In the early 18th century, most dining room tables and other furniture was designed to look masculine. In America, dining rooms weren’t even much of a concept until the late 1700s, when a space set aside specifically for dining became a part of the construction of homes for the wealthy. Dining room chairs of the era were likely made of walnut or oak. In Europe, neoclassical dining chairs emerged during the 1750s owing to nostalgia for classical antiquity, while the curving chair crests of Queen Anne furniture in the United States preceded the artistically bold seat backs that characterized the Chippendale chairs that followed. If there weren't enough dining chairs at suppertime in the American colonies, men were prioritized and women stood.
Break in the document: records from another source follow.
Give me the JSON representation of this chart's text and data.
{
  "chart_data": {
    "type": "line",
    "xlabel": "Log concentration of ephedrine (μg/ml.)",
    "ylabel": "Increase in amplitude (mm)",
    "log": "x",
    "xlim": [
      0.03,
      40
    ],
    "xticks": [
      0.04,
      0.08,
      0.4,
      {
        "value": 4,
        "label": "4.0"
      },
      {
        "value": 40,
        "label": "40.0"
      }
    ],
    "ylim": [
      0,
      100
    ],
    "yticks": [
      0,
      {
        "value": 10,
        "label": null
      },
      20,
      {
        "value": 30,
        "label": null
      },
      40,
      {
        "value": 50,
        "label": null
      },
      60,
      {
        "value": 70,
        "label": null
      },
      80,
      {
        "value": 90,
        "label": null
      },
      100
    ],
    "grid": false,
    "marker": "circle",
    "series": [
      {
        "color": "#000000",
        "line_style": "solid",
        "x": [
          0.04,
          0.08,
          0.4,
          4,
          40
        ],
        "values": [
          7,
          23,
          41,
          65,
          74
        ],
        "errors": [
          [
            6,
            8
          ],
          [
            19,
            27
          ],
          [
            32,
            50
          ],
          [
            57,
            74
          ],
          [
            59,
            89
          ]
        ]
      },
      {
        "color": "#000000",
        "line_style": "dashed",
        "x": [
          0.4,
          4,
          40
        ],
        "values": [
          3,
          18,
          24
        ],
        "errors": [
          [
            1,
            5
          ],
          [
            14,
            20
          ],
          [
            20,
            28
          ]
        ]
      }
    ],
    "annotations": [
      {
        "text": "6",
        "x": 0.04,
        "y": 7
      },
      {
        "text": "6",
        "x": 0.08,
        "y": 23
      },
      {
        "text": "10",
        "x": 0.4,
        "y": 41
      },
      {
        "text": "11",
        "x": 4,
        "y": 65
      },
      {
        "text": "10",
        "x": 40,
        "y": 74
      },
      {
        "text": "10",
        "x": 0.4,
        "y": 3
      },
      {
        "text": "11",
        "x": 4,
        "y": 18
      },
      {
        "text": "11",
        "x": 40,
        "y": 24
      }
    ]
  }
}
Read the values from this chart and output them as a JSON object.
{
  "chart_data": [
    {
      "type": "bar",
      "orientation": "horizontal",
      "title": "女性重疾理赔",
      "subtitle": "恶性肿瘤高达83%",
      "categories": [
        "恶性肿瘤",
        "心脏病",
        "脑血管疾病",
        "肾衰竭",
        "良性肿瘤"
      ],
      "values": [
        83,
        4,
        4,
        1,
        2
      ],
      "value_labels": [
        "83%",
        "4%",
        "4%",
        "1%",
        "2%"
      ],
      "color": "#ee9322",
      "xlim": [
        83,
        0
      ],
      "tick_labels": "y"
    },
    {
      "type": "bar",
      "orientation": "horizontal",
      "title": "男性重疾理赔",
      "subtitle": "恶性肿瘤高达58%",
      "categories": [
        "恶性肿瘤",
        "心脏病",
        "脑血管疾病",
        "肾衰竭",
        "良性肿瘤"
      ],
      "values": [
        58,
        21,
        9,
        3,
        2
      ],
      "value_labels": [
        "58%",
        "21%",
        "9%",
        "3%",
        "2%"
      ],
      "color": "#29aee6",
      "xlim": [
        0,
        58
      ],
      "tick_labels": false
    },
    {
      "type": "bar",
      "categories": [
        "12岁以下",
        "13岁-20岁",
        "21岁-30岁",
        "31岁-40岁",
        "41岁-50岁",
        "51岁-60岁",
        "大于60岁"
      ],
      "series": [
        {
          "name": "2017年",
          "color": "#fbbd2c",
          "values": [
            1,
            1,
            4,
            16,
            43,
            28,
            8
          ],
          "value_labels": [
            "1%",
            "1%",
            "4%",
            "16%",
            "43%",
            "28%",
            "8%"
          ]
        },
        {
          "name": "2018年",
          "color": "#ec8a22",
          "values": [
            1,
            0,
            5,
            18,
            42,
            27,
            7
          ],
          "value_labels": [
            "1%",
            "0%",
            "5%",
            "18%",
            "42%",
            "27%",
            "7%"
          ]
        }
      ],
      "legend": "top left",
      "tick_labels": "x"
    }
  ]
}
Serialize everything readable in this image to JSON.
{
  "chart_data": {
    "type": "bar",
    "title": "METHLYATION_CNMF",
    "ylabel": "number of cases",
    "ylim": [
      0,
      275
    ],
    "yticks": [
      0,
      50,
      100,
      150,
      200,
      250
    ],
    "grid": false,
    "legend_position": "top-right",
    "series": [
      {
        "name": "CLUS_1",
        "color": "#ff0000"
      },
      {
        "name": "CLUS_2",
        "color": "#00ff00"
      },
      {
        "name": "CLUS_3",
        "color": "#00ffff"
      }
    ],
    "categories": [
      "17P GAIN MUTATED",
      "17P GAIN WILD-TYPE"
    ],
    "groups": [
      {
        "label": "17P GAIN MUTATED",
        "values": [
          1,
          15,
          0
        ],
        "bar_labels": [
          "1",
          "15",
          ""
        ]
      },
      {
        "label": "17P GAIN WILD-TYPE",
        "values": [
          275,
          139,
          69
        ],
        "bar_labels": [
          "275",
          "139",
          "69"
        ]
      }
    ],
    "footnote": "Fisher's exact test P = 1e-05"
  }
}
In the dining rooms of today, however, there is enough space for everyone to have a seat at the table. Modern styles introduce innovative design choices that play with shape and style. Icons of mid-century modern dining room chairs are plentiful: With its distinctive bentwood back, there is the DCW dining chair by Charles and Ray Eames, while Hans Wegner's timeless classic, the Wishbone chair, remains relevant and elegant decades after its debut. Stefano Giovannoni's White Rabbit dining chairs, in their lovable polyethylene biomorphism, reinvent what dining can look like.
Today's wide range of dining room chairs also means that they can now be styled in different ways, bringing functionality and fun to any sumptuous dining space. No longer do tables have to be accompanied by a matching set of seats. Skillfully mixing and matching colors and designs allows you to showcase your personality without sacrificing the cohesion of a given space.
By furnishing your dining room with cozy chairs — vintage, antique or otherwise — family time can extend far beyond mealtime. The plush upholstery of Victorian-style dining room chairs is perfect for game nights that stretch from dinner to midnight snack. Outdoor tables and dining chairs can also present an excellent opportunity for bonding and eating — what goes better with a delicious meal than fresh air, anyway?
Whether you prefer your chairs streamlined and stackable or ornate and one of a kind, the offerings on 1stDibs will elevate your mealtime and beyond.